TWO FOR THE ROAD (1967)

The swanky story of a glamorous but troubled marriage, told through a series of road trip flashbacks through Europe, remains an enduring touchstone to romantics. Directed by Stanley Donen. "Albert Finney and Audrey Hepburn have to be the most beautiful and appealing unhappily married people that ever lived, and she was dressed, as I recall, by Pucci and Givenchy [actually it was Paco Rabanne and others] and he was burly and staggeringly masculine, and the only good part about their suffering was the thought that, with luck, when they finally separated, one of them might be available for a date."

—AMY BLOOM, author of Come to Me, A Blind Man Can See How Much I Love You, Love Invents Us, and the recent novel Away; creator of the Lifetime TV series State of Mind.

O BROTHER, WHERE ART THOU? (2000)

Set to an acclaimed score of folk, bluegrass, and country spirituals, this visually arresting Depression-era black comedy stars George Clooney as the leader of a trio of escaped convicts running for their lives through the swamps of Mississippi. Directed by Joel Coen and Ethan Cohen (uncredited); also starring Holly Hunter and John Turturro.

"I was sitting in the theater in 2001, thinking that I knew something about movies and about life. The three jokers on the screen were arguing about what to do next, and one of them had a roasted gopher on a stick. Behind them, a few mysterious, zombie-like figures began to appear, walking through fallen leaves, among trees. The music was low, but melodious, and suddenly the shot opened up and the music filled the theater—As I went down in the river to pray, studyin' about that good old way." I felt lifted out of my seat by the surprising, overwhelming purity of the melody. The rest of the movie, a play on The Odyssey, worked, too—soothing lulls interspersed with shocks and jokes, all visual (bright, full of color) and aural (sensuous and playful), the way a movie should be. I have never seen another movie like it."

—JANE SMILEY, author of Ten Days in the Hills, The Age of Grief, and the Pulitzer Prize–winning novel A Thousand Acres, a reinvention of King Lear. The film adaptation starred Jason Robards, Jessica Lange, and Michelle Pfeiffer.

VANISHING POINT (1971)

A true product of the '70s, this offbeat cult favorite has Kowalski (Barry Newman), a car delivery service employee, accepting a challenge that he can make the trip from Colorado to Frisco, in 15 hours. Directed by Richard C. Sarafian; also starring Cleavon Little.

"Top American road pick? Why choose a low-rent, low-budget movie starring Barry Newman? Because this little movie manages to capture the era—or perhaps, the end of an era-in a manner both ridiculous and sublime, providing a series of post-Vietnam, soul-searching clichés and tons of high-speed driving.

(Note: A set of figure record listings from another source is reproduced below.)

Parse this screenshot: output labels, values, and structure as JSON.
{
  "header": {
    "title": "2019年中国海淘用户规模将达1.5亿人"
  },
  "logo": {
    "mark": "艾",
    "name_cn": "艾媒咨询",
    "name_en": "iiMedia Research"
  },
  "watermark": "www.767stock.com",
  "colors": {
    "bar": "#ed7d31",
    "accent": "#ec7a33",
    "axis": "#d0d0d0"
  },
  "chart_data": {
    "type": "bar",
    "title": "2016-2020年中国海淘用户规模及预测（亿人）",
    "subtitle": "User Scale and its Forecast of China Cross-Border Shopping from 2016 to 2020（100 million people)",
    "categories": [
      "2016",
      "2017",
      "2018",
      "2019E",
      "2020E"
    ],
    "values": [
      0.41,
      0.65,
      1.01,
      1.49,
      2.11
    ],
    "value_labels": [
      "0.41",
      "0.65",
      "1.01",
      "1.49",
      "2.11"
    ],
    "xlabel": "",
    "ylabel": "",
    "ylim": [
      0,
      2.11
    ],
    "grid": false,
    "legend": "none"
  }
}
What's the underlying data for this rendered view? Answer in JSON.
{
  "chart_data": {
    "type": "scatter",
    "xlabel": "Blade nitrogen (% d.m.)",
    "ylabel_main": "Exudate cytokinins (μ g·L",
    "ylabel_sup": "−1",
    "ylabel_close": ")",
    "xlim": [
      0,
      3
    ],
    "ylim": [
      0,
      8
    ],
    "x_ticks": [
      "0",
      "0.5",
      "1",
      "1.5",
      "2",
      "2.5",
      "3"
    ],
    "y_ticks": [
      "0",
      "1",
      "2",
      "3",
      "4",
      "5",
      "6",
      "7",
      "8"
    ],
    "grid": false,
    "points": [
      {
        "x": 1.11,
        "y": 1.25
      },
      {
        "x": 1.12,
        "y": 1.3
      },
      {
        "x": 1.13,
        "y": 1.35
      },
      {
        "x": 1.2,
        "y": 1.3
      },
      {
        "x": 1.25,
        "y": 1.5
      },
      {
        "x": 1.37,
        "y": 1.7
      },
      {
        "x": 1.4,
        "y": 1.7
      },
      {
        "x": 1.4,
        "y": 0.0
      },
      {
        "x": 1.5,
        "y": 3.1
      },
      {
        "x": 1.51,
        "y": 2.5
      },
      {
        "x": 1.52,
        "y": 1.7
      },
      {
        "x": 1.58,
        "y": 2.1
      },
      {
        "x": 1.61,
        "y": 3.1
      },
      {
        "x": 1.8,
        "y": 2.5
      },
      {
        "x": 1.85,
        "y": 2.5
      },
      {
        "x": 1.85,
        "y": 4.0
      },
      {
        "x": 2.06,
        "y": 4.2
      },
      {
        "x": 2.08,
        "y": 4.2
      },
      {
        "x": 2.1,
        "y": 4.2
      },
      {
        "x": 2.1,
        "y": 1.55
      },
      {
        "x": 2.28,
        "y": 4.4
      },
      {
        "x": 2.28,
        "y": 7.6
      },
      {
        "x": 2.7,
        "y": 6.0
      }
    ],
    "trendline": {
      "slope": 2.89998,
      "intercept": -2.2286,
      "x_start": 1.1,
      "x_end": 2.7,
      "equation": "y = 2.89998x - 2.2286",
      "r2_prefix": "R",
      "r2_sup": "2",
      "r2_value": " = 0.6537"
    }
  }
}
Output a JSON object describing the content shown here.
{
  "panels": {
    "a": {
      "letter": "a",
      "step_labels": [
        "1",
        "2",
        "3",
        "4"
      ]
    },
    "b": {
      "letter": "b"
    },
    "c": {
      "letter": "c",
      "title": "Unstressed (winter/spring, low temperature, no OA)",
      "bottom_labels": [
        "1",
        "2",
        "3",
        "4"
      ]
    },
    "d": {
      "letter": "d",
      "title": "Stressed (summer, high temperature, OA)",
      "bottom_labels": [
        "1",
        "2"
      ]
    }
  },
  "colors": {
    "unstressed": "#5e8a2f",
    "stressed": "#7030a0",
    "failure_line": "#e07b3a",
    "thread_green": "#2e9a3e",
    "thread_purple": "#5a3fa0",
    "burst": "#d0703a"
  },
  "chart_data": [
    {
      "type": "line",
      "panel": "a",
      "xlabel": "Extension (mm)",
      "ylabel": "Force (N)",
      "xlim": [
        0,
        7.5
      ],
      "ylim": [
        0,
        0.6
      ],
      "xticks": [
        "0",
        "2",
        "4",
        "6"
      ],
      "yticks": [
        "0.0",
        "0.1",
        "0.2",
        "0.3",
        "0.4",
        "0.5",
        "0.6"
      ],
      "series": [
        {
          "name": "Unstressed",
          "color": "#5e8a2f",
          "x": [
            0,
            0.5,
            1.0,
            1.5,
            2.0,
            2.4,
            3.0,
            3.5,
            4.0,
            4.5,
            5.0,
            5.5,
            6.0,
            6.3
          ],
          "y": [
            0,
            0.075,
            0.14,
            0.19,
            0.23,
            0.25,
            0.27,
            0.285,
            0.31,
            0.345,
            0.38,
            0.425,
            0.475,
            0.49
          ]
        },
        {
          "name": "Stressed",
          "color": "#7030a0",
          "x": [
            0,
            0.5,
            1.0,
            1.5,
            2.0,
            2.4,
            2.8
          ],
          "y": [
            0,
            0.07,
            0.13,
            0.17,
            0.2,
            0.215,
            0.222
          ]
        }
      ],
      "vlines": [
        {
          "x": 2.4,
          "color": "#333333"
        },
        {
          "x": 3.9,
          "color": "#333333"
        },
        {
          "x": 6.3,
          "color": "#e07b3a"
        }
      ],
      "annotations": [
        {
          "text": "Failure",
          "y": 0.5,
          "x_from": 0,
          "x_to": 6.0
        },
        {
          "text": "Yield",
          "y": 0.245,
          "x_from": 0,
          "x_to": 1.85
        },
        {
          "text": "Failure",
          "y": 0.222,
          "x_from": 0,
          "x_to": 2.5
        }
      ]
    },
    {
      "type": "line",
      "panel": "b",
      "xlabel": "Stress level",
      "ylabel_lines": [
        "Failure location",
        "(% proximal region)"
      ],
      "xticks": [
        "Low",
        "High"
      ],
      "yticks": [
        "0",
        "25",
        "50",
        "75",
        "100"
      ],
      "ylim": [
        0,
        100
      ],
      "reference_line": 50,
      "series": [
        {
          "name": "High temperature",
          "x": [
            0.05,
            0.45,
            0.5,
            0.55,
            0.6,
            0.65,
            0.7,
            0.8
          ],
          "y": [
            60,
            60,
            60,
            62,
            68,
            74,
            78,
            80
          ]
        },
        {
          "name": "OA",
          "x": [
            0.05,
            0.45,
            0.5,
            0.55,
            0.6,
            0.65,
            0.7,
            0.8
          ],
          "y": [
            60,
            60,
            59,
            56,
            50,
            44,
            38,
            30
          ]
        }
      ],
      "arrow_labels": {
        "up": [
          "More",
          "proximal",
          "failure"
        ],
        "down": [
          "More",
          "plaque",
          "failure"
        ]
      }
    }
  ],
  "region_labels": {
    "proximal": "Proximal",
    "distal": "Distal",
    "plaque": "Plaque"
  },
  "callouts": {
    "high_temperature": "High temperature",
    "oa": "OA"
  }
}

It takes itself very seriously, which makes it a vehicle, pardon the pun, for existential angst and simultaneous self-parody. What could be more fun than that? Besides, it ends with our hero inexplicably obliterating himself in a fiery suicide crash. In today's world of pre-marketed entertainment, focus groups, and test screenings, no movie studio or TV network would ever let this one get through!"

—MICHAEL LEHMANN, director of the films Heathers and Because I Said So, and the "Valerie Relaxes in Palm Springs" episode of HBO's The Comeback, which itself depicts a memorable and eventful road trip.

IT HAPPENED ONE NIGHT (1934)

In one of the first American road movies, rebellious heiress Ellie Andrews (Claudette Colbert) escapes her domineering father in Miami and promptly meets reporter Peter Warne (Clark Gable) on a bus bound for New York City. Gable was said to have single-handedly damaged the undershirt industry when he chose not to wear one in the famous hotel scene that happens 28 minutes into the film. Directed by Frank Capra.

"Runaway bride Ellie Andrews (Colbert) is stranded on the lonesome road without horsepower. Fellow vagabond Peter Warne (Gable) demonstrates hitchhiking techniques, but he's all thumbs. When Ellie flashes a shapely leg to hitch a ride, the driver who picks them up nearly loses his throttle. It's one of the first screwball comedies, one of the first comedies to metaphorically pair off a blue-collar guy with a blueblood gal, and one of the rare comedies to win a Best Picture Oscar."

—CARRIE RICKEY, Philadelphia Inquirer film critic for the last 22 years.